Key Algorithm Choice
If you’re still using RSA-2048 keys generated before 2020, it’s worth rotating them. Not because RSA-2048 is broken — it isn’t — but because Ed25519 is strictly better for most purposes: shorter keys, faster operations, and no parameter choice that could go wrong.
For high-security environments, ECDSA-521 or RSA-4096 are also defensible. The main thing to avoid is DSA (deprecated and removed in OpenSSH 7.0) and RSA keys shorter than 2048 bits.
Passphrases Are Not Optional
A private key without a passphrase is a password written in plaintext. If your laptop is stolen, your cloud storage is compromised, or your dotfiles repo accidentally includes .ssh/, an unprotected private key hands an attacker access to every server it’s authorized on.
Use a passphrase. macOS Keychain integration means you only type it at login — after that, ssh-agent handles it transparently. The UX cost is close to zero; the security benefit is significant.
Agent Forwarding: Use Carefully
ForwardAgent yes in your ssh config lets you hop from server to server without copying keys everywhere. It’s convenient, and it’s also a meaningful attack surface: a compromised intermediate server can use your forwarded agent socket to authenticate as you to other hosts.
The safer alternative is ProxyJump (or the equivalent -J flag). It tunnels your SSH connection through a bastion host without exposing your agent to that host. Most modern SSH deployments should prefer ProxyJump over agent forwarding.
Server-Side Hardening
On servers you control: disable password authentication entirely (PasswordAuthentication no in sshd_config), disable root login (PermitRootLogin no), and consider moving SSH off port 22 to cut down on automated scan noise — though this is security through obscurity and not a substitute for proper hardening.
Regularly audit your authorized_keys files.
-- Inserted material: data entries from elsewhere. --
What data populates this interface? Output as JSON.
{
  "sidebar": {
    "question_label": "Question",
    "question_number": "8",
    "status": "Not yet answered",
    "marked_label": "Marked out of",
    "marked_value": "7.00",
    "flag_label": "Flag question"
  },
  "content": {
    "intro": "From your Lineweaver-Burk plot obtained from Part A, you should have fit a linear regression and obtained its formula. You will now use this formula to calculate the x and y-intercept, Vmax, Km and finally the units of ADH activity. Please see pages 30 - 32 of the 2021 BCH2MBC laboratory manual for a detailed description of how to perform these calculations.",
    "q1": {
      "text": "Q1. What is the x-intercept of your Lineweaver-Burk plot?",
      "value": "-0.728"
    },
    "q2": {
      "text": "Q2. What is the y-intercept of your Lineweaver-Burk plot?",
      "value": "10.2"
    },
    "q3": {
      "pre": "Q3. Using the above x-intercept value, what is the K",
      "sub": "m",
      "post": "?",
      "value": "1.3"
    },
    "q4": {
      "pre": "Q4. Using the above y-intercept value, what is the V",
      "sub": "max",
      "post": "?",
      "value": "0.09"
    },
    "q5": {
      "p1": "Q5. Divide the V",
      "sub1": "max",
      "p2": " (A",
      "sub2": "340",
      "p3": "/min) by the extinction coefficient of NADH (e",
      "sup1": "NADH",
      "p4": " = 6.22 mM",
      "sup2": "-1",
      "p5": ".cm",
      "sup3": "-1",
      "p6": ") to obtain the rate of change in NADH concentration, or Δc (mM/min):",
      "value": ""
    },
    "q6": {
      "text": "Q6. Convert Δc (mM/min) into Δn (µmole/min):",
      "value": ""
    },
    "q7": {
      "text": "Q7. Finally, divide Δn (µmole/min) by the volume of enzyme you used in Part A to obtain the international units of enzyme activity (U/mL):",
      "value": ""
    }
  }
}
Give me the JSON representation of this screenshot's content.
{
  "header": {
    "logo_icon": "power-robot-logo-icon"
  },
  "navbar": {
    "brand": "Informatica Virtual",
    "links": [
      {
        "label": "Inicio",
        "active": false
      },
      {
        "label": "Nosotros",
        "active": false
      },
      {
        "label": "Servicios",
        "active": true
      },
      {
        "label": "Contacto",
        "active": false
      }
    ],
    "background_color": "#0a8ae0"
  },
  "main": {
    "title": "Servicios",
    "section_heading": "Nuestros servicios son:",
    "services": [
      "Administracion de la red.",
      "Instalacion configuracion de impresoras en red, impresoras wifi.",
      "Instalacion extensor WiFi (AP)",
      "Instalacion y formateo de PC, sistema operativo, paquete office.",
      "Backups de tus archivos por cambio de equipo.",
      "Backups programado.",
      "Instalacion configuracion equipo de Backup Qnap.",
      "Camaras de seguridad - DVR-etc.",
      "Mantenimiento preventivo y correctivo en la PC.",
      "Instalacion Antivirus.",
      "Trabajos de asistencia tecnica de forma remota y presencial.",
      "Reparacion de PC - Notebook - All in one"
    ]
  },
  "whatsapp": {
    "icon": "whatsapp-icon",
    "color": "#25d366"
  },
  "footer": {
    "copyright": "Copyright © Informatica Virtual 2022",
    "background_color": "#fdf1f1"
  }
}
It’s easy to accumulate old keys from contractors, former employees, or machines you no longer use. SSHVault helps on the client side — keeping your local key inventory clean — but the server side needs attention too.
Rotate Old Keys
There’s no hard rule on rotation frequency, but a reasonable practice is to rotate keys when: an employee leaves, a machine is decommissioned, you suspect a compromise, or you haven’t looked at your key inventory in over a year.
Rotation is just generating a new key pair, distributing the new public key, and removing the old one from authorized_keys. It’s low effort and meaningfully reduces your exposure window if an old key was silently compromised.